Well, we'll talk about those issues. My guests are Horst Simon, editor for the Top500. He's also deputy lab director at the Lawrence Berkeley National Lab in Berkeley, California. Rick Stevens, associate lab director for computing, environment and life science research at Argonne National Lab, that's just outside of Chicago. He's also professor of computer science at the University of Chicago. Welcome, gentlemen, welcome to SCIENCE FRIDAY.

HORST SIMON: Good morning.

RICK STEVENS: Good morning Ira.

FLATOW: What is - good morning. Tell me what is so important about having the fastest computer.

SIMON: I think it's a symbolic value. It has, of course, some real practical applications, but it is indeed a race, and a lot of countries are in the race because it shows on a certain object scale intellectual prowess and where a country is at. But beyond that I think beyond this symbolic value there is some real technological know-how that is required to get there. And so therefore the Chinese accomplishment of being number one again, the second time, is really significant.

And I think right now the second time that (unintelligible), Milky Way 2, is on the number one spot is even more significant than the first time around because the Chinese have demonstrated not only that they are in this race for the long term, but they have in the new system added a number of technologies that are domestically homegrown technologies that show us that they have made significant progress to be in that race.

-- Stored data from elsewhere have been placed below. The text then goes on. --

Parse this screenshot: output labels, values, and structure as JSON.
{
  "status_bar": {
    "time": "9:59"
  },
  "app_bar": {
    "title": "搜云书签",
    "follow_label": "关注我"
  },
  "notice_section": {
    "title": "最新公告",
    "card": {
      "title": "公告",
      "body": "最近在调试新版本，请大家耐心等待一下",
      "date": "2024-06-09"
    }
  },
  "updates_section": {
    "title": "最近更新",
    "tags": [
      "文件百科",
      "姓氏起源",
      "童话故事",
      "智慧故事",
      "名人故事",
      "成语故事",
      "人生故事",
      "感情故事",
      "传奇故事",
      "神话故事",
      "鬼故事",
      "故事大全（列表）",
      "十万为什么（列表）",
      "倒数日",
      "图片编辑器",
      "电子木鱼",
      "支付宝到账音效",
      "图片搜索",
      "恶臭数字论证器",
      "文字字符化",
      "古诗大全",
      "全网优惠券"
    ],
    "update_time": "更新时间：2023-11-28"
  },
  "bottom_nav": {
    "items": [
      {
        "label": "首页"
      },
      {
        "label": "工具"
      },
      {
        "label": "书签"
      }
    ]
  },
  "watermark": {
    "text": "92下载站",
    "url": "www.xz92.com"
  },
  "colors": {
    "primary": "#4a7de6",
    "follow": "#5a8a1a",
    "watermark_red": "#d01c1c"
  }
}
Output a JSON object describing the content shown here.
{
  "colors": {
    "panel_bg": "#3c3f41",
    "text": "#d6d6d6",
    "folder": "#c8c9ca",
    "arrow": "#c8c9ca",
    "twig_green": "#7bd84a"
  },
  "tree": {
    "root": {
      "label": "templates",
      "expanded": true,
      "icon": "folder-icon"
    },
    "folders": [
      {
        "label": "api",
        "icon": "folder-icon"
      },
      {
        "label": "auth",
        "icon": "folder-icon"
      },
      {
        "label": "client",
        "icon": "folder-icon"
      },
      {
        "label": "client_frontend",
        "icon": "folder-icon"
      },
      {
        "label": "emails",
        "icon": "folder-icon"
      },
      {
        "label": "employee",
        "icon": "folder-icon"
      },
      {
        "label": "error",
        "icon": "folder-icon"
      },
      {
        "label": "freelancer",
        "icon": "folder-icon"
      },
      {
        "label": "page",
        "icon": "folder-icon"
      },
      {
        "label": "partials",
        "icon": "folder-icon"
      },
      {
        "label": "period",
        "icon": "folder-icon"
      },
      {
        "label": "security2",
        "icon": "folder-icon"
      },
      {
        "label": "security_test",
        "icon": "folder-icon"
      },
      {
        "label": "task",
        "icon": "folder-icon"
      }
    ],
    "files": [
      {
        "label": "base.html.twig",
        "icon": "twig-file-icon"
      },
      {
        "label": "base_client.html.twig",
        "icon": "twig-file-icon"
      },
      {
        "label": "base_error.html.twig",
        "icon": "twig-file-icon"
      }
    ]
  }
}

FLATOW: They are using Intel processors, correct?

SIMON: That is correct. They're using Intel processors and also the Intel accelerators, the (unintelligible) technology. But what is important to notice is that the software system is all homegrown. They have their own Linux-type operating system, Kylin Linux, they have developed program languages, implemented them on the system. Tools, they've built their own interconnect technology. They've built their own front-end processors.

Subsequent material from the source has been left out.